Partiu de Lira o pedido para que a Câmara votasse na semana passada um Projeto de Decreto Legislativo (PDL) que susta decreto do presidente Luiz Inácio Lula da Silva que alterava trechos do marco do saneamento aprovado pelo Congresso, impondo uma derrota ao Palácio do Planalto. O presidente da Câmara também não esconde sua posição contrária à revisão de pontos da privatização da Eletrobras. (Reuters)

Os ministros Rui Costa, da Casa Civil, e Jader Filho, das Cidades, reuniram-se ontem com o presidente do Senado, Rodrigo Pacheco, na tentativa de evitar uma nova derrota do governo relacionada aos decretos que alteraram o marco do saneamento. Na segunda, Pacheco afirmou que havia uma inclinação do Senado em aprovar a Proposta de Decreto Legislativo para sustar partes dos decretos de Lula. (Valor)
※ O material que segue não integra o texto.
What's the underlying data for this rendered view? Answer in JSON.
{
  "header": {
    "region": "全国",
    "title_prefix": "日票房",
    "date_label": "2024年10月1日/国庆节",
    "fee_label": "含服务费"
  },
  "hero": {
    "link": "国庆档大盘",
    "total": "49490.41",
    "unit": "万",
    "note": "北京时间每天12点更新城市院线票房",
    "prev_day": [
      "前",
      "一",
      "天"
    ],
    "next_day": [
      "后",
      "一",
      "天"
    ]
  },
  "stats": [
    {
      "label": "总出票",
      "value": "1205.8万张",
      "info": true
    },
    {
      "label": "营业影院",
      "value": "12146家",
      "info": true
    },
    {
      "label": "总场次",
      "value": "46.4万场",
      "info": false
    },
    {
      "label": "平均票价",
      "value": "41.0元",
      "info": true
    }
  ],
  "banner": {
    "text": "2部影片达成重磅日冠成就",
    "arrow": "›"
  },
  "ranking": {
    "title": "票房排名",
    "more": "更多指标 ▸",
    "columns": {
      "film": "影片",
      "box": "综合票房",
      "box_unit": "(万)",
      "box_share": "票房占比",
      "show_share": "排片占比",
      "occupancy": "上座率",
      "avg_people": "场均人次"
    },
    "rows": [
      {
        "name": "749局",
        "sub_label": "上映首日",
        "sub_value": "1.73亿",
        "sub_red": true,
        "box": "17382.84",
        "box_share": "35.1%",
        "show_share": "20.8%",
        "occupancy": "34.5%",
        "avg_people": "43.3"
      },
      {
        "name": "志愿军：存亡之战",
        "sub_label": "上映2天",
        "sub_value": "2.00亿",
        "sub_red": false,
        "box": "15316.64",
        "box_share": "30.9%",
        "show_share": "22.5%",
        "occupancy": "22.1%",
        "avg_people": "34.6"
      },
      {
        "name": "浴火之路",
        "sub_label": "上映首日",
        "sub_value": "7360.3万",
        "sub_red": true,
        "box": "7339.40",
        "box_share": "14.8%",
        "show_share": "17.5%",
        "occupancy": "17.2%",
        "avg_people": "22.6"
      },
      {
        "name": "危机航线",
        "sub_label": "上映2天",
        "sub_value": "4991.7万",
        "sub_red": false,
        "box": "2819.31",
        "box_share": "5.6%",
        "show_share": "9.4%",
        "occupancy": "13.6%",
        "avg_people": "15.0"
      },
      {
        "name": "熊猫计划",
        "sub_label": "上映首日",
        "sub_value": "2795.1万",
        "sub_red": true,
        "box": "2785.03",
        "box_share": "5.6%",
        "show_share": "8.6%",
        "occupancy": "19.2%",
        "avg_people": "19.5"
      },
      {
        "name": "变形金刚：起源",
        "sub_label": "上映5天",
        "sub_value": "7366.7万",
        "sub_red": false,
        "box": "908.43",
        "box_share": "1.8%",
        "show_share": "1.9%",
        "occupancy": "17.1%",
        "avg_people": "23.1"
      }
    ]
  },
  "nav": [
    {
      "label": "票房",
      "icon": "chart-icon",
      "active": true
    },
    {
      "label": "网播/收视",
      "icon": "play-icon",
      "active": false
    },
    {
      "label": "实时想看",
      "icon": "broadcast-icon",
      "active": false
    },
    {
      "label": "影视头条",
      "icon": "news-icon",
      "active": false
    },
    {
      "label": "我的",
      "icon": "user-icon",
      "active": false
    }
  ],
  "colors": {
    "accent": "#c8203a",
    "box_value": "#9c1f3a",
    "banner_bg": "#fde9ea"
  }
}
Membros do Congresso e do Governo Federal reagiram à publicação de um texto pelo aplicativo de mensagens Telegram contrário ao PL 2.630, o PL das Fake News. Em geral, os políticos aliados ao governo Lula afirmaram que o Telegram estaria desrespeitando as leis brasileiras e fazendo publicidade enganosa — a mesma tese usada pelo Ministério da Justiça para derrubar artigo publicado pelo Google, na semana passada. Enquanto isso, a Agência Nacional de Telecomunicações faz lobby para garantir a responsabilidade de fiscalizar publicações de Fake News. (Folha)

ESTATAIS

A Petrobras tratou como inverídicas informações de que a companhia está discutindo trocar as ações da refinaria de Mataripe, na Bahia, pelas da Braskem com o fundo Mubadala, dos Emirados Árabes Unidos. A estatal negou também uma suposta estruturação de operação de venda da Braskem e afirma que não participa de negociações. “Todas as ações relacionadas à sua participação na Braskem exigem análise cuidadosa sob a perspectiva de gestão de portfólio e devem ser conduzidas com observância das práticas de governança e os procedimentos internos aplicáveis”. (Mover)

A elétrica controlada pelo governo do Paraná, Copel, contratou os bancos BTG Pactual, UBS BB e Itaú BBA para coordenar a oferta de ações que permitirá a privatização da companhia. A expectativa é que a operação movimente mais de R$4 bilhões e seja a maior transação do mercado brasileiro este ano. (Estadão)

AGENDA

O presidente da República, Luiz Inácio Lula da Silva, reúne-se com Jean Paul Prates, presidente da Petrobras, no Palácio do Planalto, às 10h00.

Depois, Lula se encontra com a presidente do Banco do Brasil, Tarciana Medeiros, no mesmo local, às 11h30.

O ministro da Fazenda está no Japão, acompanhando as reuniões do G7, e não possui agenda pública.